Le Lecteur
C’était une belle maison d’édition, soignée et curieuse. L’Anatolia a subi, à l’automne dernier une liquidation judiciaire. C’est un beau mensuel, à la mise en page élégante et claire. Le Lecteur est né, en février, des cendres de L’Anatolia. La métamorphose d’éditeur en directeur de la publication n’étonnera guère ceux qui ont croisé Samuel Brussell, ici ou là, un journal (de préférence étranger) toujours en poche. Cet amoureux de la presse a donc franchi le pas.Le Lecteur, immanquablement, avec son papier journal, sa bichromie de Une, évoque La Quinzaine littéraire : « Je n’y ai pas du tout pensé. Je ne lis pas La Quinzaine. Mon modèle, ce sont des journaux comme le Times literary Suplement ou le Spectator (anglais) ». Cela se traduit par une typographie très aérée, classique et sobre. Une lisibilité que l’on retrouve, et c’est là sa grande qualité, dans le contenu des articles. Pour preuve Étienne Wolff nous fait découvrir, avec quelle intelligence, l’humaniste catalan Vivés mort au milieu du seizième siècle. Maître de conférence, Étienne Wolff laisse tout jargon au vestiaire et dresse le portrait vivant d’un homme dont le père fut brûlé par l’Inquisition. Mais, cerise sur le gâteau, il ne s’agit pas seulement de procéder aux fouilles de l’histoire littéraire et d’enfermer dans un musée les idées de l’époque.Qu’il s’agisse de Vivés, ou de Juvénal, Étienne Wolff parvient à tirer de leur œuvre, un éclairage sur notre époque. On trouve là l’expression du credo de Samuel Brussell : « La voix des classiques nous parle vraiment. Les classiques nous éclairent et nous aident à voir la réalité ». On comprend, dès lors que la littérature contemporaine soit un peu minoritaire. On trouve cependant, entre autres, un article enthousiaste sur Pirotte, un égratignage respectueux de Tillinac, un hommage à Burgess. La littérature francophone n’est pas absente, mais fidèle à ses goûts d’éditeur, Samuel Brussell ne lui offre pas une place de choix.Le Lecteur s’intéresse aussi à la philosophie (Popper et Feyerabend ici) aux arts avec l’architecte Adolf Loos ou avec les belles photos de Giorgia Fiorio.

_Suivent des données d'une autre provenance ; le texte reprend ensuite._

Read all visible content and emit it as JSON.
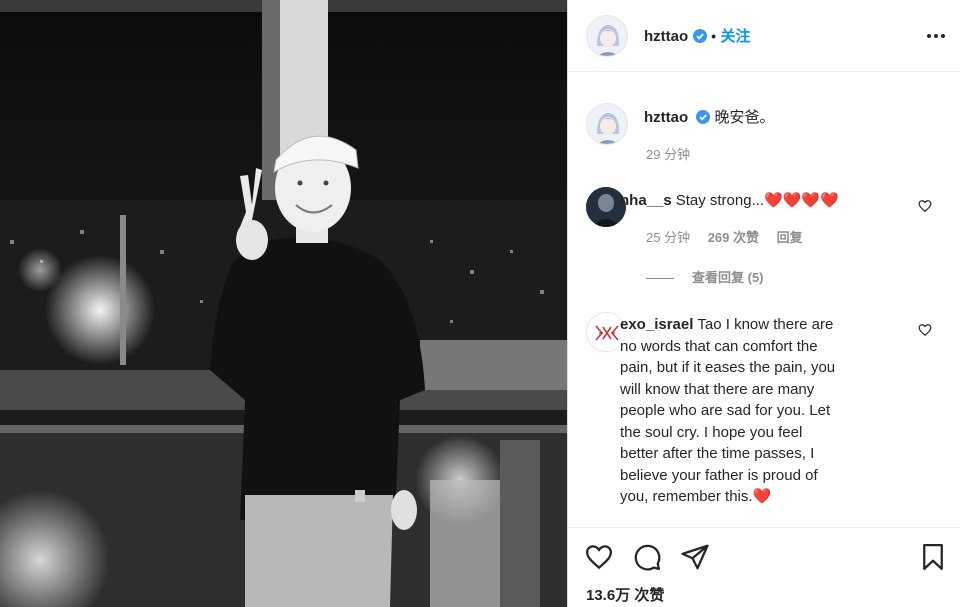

Fort de cette idée que « les gens sont intimidés par la culture qui les prend de haut » Le Lecteur ouvre une fenêtre éclectique sur le monde.Une fenêtre qui, dans le numéro de mars, éclairera les portraits de V.S.Naipaul, Queneau et Gombrowicz. Tiré à 28 500 exemplaires, il faut souhaiter au Lecteur de trouver ses lecteurs. Et inversement.